There is a club I'm doing an event at tomorrow night, followed by scooping it up and running to the next club for a second run 30+ miles away. No easy task.

The club owners have repeatedly shown themselves clueless. This place is a sports complex, and the club is a combination bar/restaurant/night club, you know, the typical. It's "concert night" an I gotta keep it down because apparently the DJ blasting 130+db trance crap over the bowlers is top priority, and when I checked, the lanes were empty.

Last event, owner comes up and say "people are trying to have conversations here" during the concert. I said "last I checked, the doors aren't chained and they can leave the room".

I mean, I'm sick of going to places that welcome you in then prevent you from doing your job.

For me with MyDMX, I just need to get a concept of what I'm doing. My environments aren't perfect. I can't visualize this stuff on my own, so that's where MyDMX helps. A general design gets the job done for me. One size fits all. I still have 2 trees of 8 Par 38's each that I have programmed but NOT laid into the stage area of the 3D Visualizer so I have some "spare fixtures" I can play with to provide more fill. I haven't moved my high-tech FX into the truss I placed because it's not essential. I'm more concerned about on/off stuff with those.

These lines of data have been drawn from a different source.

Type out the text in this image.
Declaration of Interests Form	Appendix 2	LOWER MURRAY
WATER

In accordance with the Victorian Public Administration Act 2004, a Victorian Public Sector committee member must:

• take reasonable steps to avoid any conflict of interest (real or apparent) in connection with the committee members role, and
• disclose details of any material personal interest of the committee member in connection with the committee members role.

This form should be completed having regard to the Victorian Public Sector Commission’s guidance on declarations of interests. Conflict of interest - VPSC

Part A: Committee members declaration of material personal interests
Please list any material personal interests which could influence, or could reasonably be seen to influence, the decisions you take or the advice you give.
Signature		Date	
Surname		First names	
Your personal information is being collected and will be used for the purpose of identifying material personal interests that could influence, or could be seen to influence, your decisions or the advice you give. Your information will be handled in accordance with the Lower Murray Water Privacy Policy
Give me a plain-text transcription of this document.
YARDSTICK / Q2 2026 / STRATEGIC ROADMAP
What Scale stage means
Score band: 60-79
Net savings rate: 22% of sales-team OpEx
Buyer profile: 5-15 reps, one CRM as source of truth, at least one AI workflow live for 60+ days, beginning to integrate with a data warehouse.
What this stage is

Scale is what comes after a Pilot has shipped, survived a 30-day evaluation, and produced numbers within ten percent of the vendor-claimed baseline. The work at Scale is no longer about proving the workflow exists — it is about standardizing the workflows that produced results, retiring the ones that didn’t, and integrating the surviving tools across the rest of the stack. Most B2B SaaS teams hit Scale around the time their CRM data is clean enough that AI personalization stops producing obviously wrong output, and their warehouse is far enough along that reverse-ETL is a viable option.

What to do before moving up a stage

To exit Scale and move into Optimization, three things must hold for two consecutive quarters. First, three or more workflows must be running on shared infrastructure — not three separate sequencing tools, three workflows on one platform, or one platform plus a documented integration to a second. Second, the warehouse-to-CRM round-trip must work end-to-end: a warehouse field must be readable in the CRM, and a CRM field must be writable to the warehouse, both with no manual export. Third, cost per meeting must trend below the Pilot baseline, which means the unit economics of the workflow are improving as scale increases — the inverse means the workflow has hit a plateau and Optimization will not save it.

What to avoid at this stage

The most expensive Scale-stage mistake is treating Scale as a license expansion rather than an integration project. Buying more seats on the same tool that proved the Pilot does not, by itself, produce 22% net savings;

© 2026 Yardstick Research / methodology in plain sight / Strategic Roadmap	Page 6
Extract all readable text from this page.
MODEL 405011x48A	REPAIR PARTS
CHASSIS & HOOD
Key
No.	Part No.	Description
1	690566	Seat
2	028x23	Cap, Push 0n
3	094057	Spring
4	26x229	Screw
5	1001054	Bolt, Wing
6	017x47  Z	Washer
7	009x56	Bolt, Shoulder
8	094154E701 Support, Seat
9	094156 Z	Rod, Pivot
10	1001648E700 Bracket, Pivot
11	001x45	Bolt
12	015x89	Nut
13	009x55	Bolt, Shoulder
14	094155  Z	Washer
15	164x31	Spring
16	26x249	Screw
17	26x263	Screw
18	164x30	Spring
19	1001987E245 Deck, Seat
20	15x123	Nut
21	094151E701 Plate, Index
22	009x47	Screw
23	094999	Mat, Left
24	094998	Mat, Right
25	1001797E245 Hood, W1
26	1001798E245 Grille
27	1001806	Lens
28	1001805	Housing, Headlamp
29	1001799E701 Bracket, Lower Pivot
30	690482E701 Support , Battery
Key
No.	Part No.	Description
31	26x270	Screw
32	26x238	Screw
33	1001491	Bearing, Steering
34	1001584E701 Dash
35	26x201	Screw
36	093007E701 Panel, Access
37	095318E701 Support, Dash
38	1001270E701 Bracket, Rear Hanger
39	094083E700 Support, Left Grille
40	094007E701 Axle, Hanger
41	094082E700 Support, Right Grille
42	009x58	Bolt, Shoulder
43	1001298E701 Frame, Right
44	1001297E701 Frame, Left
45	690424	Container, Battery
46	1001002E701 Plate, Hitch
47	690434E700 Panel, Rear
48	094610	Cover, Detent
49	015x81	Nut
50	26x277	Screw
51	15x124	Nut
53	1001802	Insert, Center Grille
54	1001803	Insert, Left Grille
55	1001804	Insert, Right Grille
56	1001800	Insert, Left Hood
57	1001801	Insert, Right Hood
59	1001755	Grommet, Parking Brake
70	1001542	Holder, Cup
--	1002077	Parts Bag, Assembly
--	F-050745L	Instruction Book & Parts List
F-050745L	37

I dislike working in the 3D environment because it's not as easy as my time allows me to work. I find myself getting into a work flow, which is the cue for everyone/everything around me to break that. Older pug decides to bark for no reason, younger pug decides to get frisky and wants to play. Puppy pooping in the house despite just being taken outside, baby wants to eat, change, or just flat out scream. Other two kids take this as their cue to start a fight, my visiting in-laws(not parents) take these opportunities to make excessive noise. Wife chooses these times to have a god damn re-run conversation. And then she whines about me being up late. Well, gee, I was up at 8AM and trying to work until 10PM, so when you all cork off to bed, I can finally get some REAL work done. Having said that, I do honestly feel a 3D environment is the better way for someone such as myself to relate to this software. But it's such a struggle, I only want to do it once.

Next week, I have to prepare for my July 25th big event, then after that, full steam ahead for programming for my August 29th event, where I need a 2-6 hour(yes, 2 to 6 hours or MORE) of light show to deal wiht a rave event.
speaking of wich, im in a god awful place rite now... big room , all tile and compound angles. big stage all tile with a low ceiling over.. and to top it off with a huge PING is the 10x30 plate glass window on the back of the stage behind the drums.... its like running sound in a toilet bowl... ear plugs and limiters are a must in this hole.... its a friggin metal band that sux a^s too
Not fun. That is essentially the same construction as a restroom, so let's hope there is no standing water and a big handle on the wall.

You're past just ear plugs and limiters. You've got to study speaker placement, as well as give your RTA a serious workout. Then, I'm sure since you've mentioned it's a metal band, I'm sure you've got two "tone chasers" who don't know squat about tone or chasing, but they have those amps cranked to 11 just in case.

I am getting called in to do consulting for the strip clubs that are being shut down and forced to convert to "legitimate" businesses. These rooms are hopeless. Install some good speakers and amps, and get a decent DJ in there, or rotate DJ's and have theme nights or something. A stage barely big enough to hold a strung out meth hooker is NOT going to suddently big enough to hold a band!